Course content

Maximum number of participants is 20. PhD candidates at NTNU, Faculty of Medicine and Health Sciences and NORBIS members are given first priority.

The course focuses on the understanding of genetic epidemiology concepts and understanding of genetic variation in the population. Topics to be taught are study design, analysis methods (whole genome, mendelian randomization and functional follow-up), bias and confounding in analyses, implication of functional findings, the use of registry data and ethical considerations.

Learning outcome

After completing the course, the student should understand the concepts of genetic epidemiology, understand how genetic variation manifests itself in the population and how it can be studied. Know important tools and analysis methods for genome-wide analyses. Be able to assess and discuss results from such analyses, understand implications of functional findings and suggest follow-up analyses. Know analysis methods for MR-analyses. Be able to describe the construction of an instrument variable and assess the validity of such. Be able to assess and discuss results from MR-analyses.

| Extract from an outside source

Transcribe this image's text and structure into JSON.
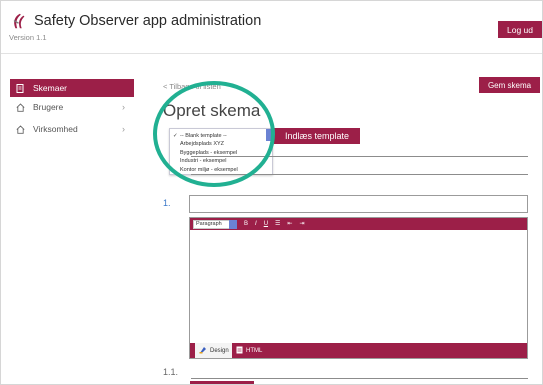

Learning methods and activities

Teaching modalities: Lectures and problem solving. All lectures and problem solving activities are mandatory.

Compulsory assignments

Presence at lectures

Specific conditions

Recommended previous knowledge

Recommended background knowledge: KLMED8004 Medical statistics I, KLMED 8005 Medical statistics II, Introductory course in epidemiology (eg. Master course in epidemiology), basic knowledge in genetics, basic skills using R and/or basic skills and abilities to work in a Linux system

Required previous knowledge

Admission requirements: Master degree or similar. Medical students at the students Research Program. Candidates with a lower degree will be assessed individually.

Course materials

Given material, lecture notes and published articles.